Pedro’s story still relevant today
- Bill Clinton is founder of the William J. Clinton Foundation and the 42nd President of the United States. The opinions expressed are his own -
Fifteen years ago, when Pedro Zamora appeared on MTV’s The Real World, he changed the face of HIV/AIDS in America.
For the first time, viewers saw an openly gay, HIV-positive young person on national television. As we followed his story each week, Pedro humanized the growing epidemic, reducing our ignorance and fears and increasing our determination to act. By living bravely and allowing MTV to show his story, Pedro set an extraordinary example of what a tremendous impact a single person can make in our world.

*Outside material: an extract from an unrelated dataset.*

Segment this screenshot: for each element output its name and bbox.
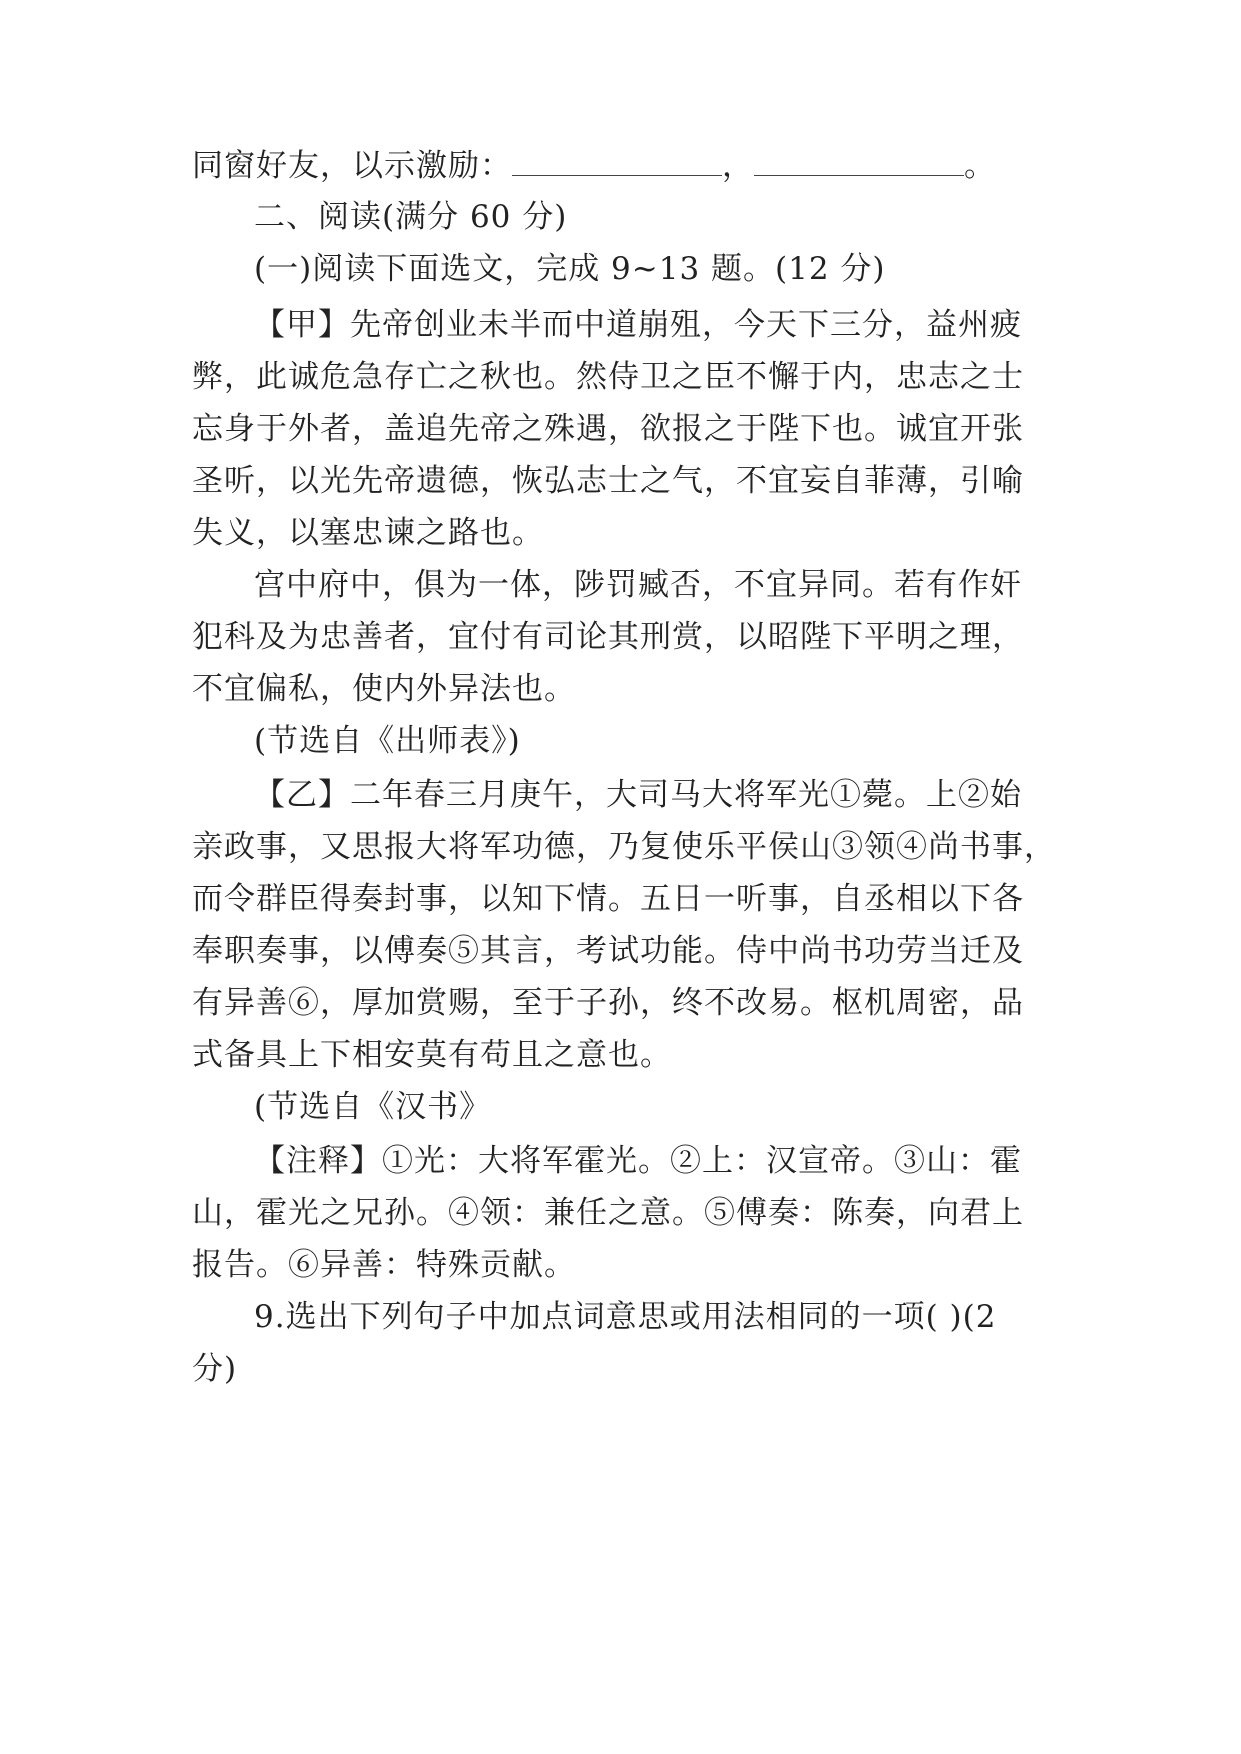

Pedro’s story and his message remain powerful and relevant. Today, more than 1 million Americans are living with HIV, and 20 percent of them don’t know they are infected. Infection rates are increasing among certain groups, including women of color. The HIV infection rate in Washington, D.C. – at 3 percent – is comparable to some African countries where AIDS is the number one cause of death.

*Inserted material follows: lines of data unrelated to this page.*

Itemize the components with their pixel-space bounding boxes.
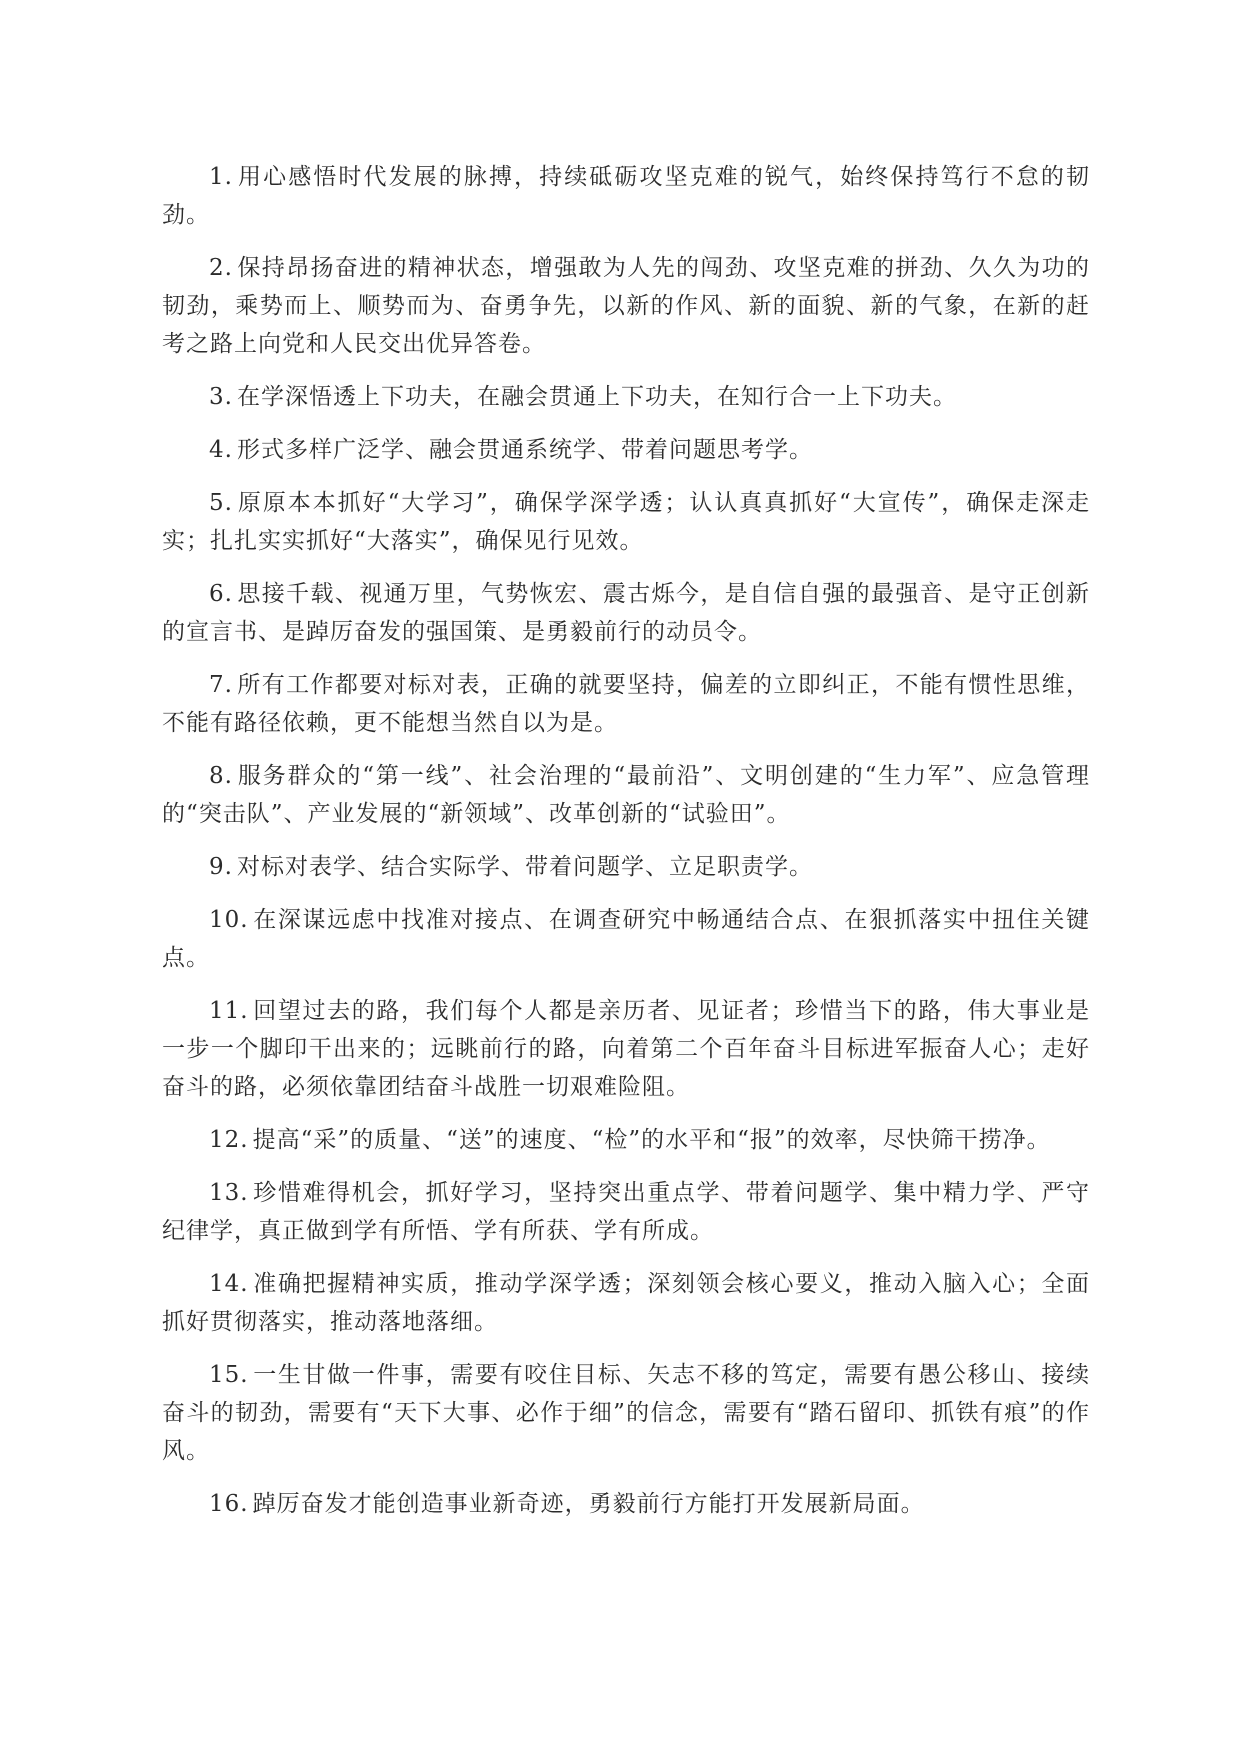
paragraph-16 [162,1485,1090,1523]
paragraph-1 [162,158,1090,234]
paragraph-number: 5. [209,490,233,516]
paragraph-number: 12. [209,1127,249,1153]
paragraph-5 [162,484,1090,560]
paragraph-text: 准确把握精神实质，推动学深学透；深刻领会核心要义，推动入脑入心；全面抓好贯彻落实，推动落地落细。 [162,1271,1090,1335]
paragraph-text: 在深谋远虑中找准对接点、在调查研究中畅通结合点、在狠抓落实中扭住关键点。 [162,907,1090,971]
paragraph-text: 形式多样广泛学、融会贯通系统学、带着问题思考学。 [236,437,813,463]
paragraph-number: 1. [209,164,233,190]
paragraph-number: 7. [209,672,233,698]
paragraph-text: 原原本本抓好“大学习”，确保学深学透；认认真真抓好“大宣传”，确保走深走实；扎扎实实抓好“大落实”，确保见行见效。 [162,490,1090,554]
paragraph-number: 2. [209,255,233,281]
paragraph-text: 对标对表学、结合实际学、带着问题学、立足职责学。 [236,854,813,880]
paragraph-text: 思接千载、视通万里，气势恢宏、震古烁今，是自信自强的最强音、是守正创新的宣言书、是踔厉奋发的强国策、是勇毅前行的动员令。 [162,581,1090,645]
paragraph-number: 6. [209,581,233,607]
paragraph-text: 珍惜难得机会，抓好学习，坚持突出重点学、带着问题学、集中精力学、严守纪律学，真正做到学有所悟、学有所获、学有所成。 [162,1180,1090,1244]
paragraph-14 [162,1265,1090,1341]
paragraph-text: 服务群众的“第一线”、社会治理的“最前沿”、文明创建的“生力军”、应急管理的“突击队”、产业发展的“新领域”、改革创新的“试验田”。 [162,763,1090,827]
paragraph-10 [162,901,1090,977]
paragraph-12 [162,1121,1090,1159]
paragraph-7 [162,666,1090,742]
paragraph-number: 3. [209,384,233,410]
paragraph-text: 提高“采”的质量、“送”的速度、“检”的水平和“报”的效率，尽快筛干捞净。 [252,1127,1051,1153]
paragraph-number: 10. [209,907,249,933]
paragraph-11 [162,992,1090,1106]
paragraph-number: 9. [209,854,233,880]
paragraph-number: 11. [209,998,249,1024]
paragraph-15 [162,1356,1090,1470]
paragraph-6 [162,575,1090,651]
paragraph-8 [162,757,1090,833]
paragraph-13 [162,1174,1090,1250]
paragraph-text: 保持昂扬奋进的精神状态，增强敢为人先的闯劲、攻坚克难的拼劲、久久为功的韧劲，乘势而上、顺势而为、奋勇争先，以新的作风、新的面貌、新的气象，在新的赶考之路上向党和人民交出优异答卷。 [162,255,1090,357]
paragraph-9 [162,848,1090,886]
paragraph-2 [162,249,1090,363]
paragraph-4 [162,431,1090,469]
paragraph-number: 15. [209,1362,249,1388]
paragraph-text: 在学深悟透上下功夫，在融会贯通上下功夫，在知行合一上下功夫。 [236,384,957,410]
document-body [162,158,1090,1538]
paragraph-text: 回望过去的路，我们每个人都是亲历者、见证者；珍惜当下的路，伟大事业是一步一个脚印干出来的；远眺前行的路，向着第二个百年奋斗目标进军振奋人心；走好奋斗的路，必须依靠团结奋斗战胜一切艰难险阻。 [162,998,1090,1100]
paragraph-3 [162,378,1090,416]
paragraph-text: 踔厉奋发才能创造事业新奇迹，勇毅前行方能打开发展新局面。 [252,1491,925,1517]
paragraph-number: 14. [209,1271,249,1297]
paragraph-number: 13. [209,1180,249,1206]
paragraph-text: 所有工作都要对标对表，正确的就要坚持，偏差的立即纠正，不能有惯性思维，不能有路径依赖，更不能想当然自以为是。 [162,672,1090,736]
paragraph-number: 4. [209,437,233,463]
paragraph-number: 16. [209,1491,249,1517]
paragraph-number: 8. [209,763,233,789]
paragraph-text: 用心感悟时代发展的脉搏，持续砥砺攻坚克难的锐气，始终保持笃行不怠的韧劲。 [162,164,1090,228]
paragraph-text: 一生甘做一件事，需要有咬住目标、矢志不移的笃定，需要有愚公移山、接续奋斗的韧劲，需要有“天下大事、必作于细”的信念，需要有“踏石留印、抓铁有痕”的作风。 [162,1362,1090,1464]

It’s critical for our nation to intensify the fight against HIV/AIDS here at home, starting with testing. Lack of information, misconceptions, and social stigma keep too many people from getting tested. Others mistakenly believe they have been tested as part of routine health care visits. Rapid result tests, including basic oral swabs, make it easy for anyone, anywhere in the country to be tested for HIV. Non-invasive testing is also available for other, more prevalent STDs, including chlamydia, gonorrhea.
Today marks the start of National STD Awareness Month. Several organizations on the frontlines of the HIV/AIDS and broader STD efforts are beginning a concentrated push to get as many people tested as possible this April. This is an opportunity especially for younger people who have never lived in a world without the threat of HIV/AIDS to confront these challenges head on. I urge all Americans, particularly those under age 25 who are sexually active, to get tested for STDs and make responsible decisions about their sexual health. Our actions now will shape the future of the AIDS epidemic and our country’s health.
Abroad, we’re fighting a different challenge: worldwide, there are 33 million people living with HIV/AIDS. Millions now have access to treatment, thanks to The Global Fund, the U.S. PEPFAR program, the Gates Foundation, UNITAID, and many others, including my foundation’s HIV/AIDS Initiative (CHAI). More than 1.4 million people are now accessing more affordable, lifesaving antiretroviral treatment under CHAI’s pricing agreements. But severe challenges remain in expanding access to everyone who needs it, in stopping mother-to-child transmission, and in preventing new infections.
This requires thinking big – building health systems that bring services to rural communities and increasing the number of frontline health care workers who can educate people on prevention, test those who need it, and supplying medicines for treatment. Without these basic, high-impact health services, too many people are dying and more are being infected than we can treat.
In the early 1980s, very little was known about the HIV/AIDS virus or its origin. We’ve made great progress on treatment and prevention, and in raising the awareness and developing political will necessary to address the crisis. But we still have a long way to go. We must continue toact on Pedro’s message of prevention, understanding, and compassion, both nationally and globally.
That requires an open dialogue on sexual health issues, a dramatic increase in prevention practices, a willingness to be tested, and an all-out effort to bring prevention and treatment to the far corners of our Earth. We must remember what Pedro taught us: one person can change the world – and whether or not we are living with HIV or know someone who is, we all have a responsibility as global citizens to do whatever we can. Life is short enough as it is. No one should die from a disease that is both preventable and treatable.
Bill Clinton will introduce the feature film “Pedro” when it premieres on April 1.